UNICEF chief takes over as chairperson of global immunization alliance

UNICEF chief takes over as chairperson of global immunization alliance

Carol Bellamy
Carol Bellamy, the Executive Director of the United Nations Children's Fund (UNICEF), became today chairperson of the world's leading alliance for childhood immunization at a board meeting in London.

Assuming the leadership role of the Global Alliance for Vaccines and Immunization (GAVI) on the final day of the quarterly board session, Ms. Bellamy paid tribute to her predecessor, Dr. Gro Harlem Brundtland, Director General of the World Health Organization (WHO), for an "outstanding job" over the past two years as GAVI's first chair.

"Under her guidance, GAVI has become synonymous with energetic and innovative efforts to reach all the world's children with life-saving vaccines," the UNICEF chief said. "GAVI has also become a leading example of what private-public partnerships can accomplish, and how important collaboration is in overcoming the complex challenges that face our global community."

Ms. Bellamy said her focus as chair of GAVI would be improving the capacity of governments to provide immunization services, increasing immunization rates worldwide, both for the six most well-known childhood diseases - polio, tetanus, diphtheria, measles, pertussis and tuberculosis - as well as for other childhood killers for which vaccines have become available but not yet widespread.

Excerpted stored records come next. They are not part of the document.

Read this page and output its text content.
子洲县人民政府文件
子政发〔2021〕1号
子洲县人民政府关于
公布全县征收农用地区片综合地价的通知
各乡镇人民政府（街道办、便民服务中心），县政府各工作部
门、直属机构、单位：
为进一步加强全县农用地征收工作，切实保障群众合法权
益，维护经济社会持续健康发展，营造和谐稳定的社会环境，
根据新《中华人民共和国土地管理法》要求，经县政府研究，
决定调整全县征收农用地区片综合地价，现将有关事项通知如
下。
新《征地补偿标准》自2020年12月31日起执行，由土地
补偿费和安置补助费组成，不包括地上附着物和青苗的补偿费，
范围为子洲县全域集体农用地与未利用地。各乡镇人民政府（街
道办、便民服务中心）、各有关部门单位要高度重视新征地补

"During the 1980s and 90s, a partnership between UNICEF, WHO and governments succeeded in raising global immunization rates from less than 20 per cent in 1980 to 74 per cent in 1999," she said. "The GAVI partnership has the resources, the know-how and the leadership commitment to take childhood immunization to new heights."

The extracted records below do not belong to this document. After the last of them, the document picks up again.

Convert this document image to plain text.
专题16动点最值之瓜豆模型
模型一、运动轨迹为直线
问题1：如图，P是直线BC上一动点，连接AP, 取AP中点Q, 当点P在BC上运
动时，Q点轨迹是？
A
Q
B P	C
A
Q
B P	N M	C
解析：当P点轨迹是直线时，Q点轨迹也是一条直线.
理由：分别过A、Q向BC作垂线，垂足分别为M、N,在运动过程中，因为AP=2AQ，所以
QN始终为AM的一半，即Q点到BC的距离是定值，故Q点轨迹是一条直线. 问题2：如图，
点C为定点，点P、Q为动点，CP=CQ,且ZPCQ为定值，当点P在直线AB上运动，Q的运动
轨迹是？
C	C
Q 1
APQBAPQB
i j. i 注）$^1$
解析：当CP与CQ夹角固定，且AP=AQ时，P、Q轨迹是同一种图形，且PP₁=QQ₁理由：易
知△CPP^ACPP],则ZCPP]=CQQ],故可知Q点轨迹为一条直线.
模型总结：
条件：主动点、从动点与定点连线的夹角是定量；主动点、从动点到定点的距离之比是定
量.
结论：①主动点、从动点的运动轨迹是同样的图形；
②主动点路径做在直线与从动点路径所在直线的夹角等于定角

GAVI, a unique private-public partnership that includes the pharmaceutical industry, aims to reach the 30 million children in developing countries who are not immunized. It also aims to make under-used vaccines, such as yellow fever, and new vaccines, such as hepatitis B and Haemophilus influenzae type b (Hib), available to all children at risk of contracting these diseases by 2002 and 2005, respectively.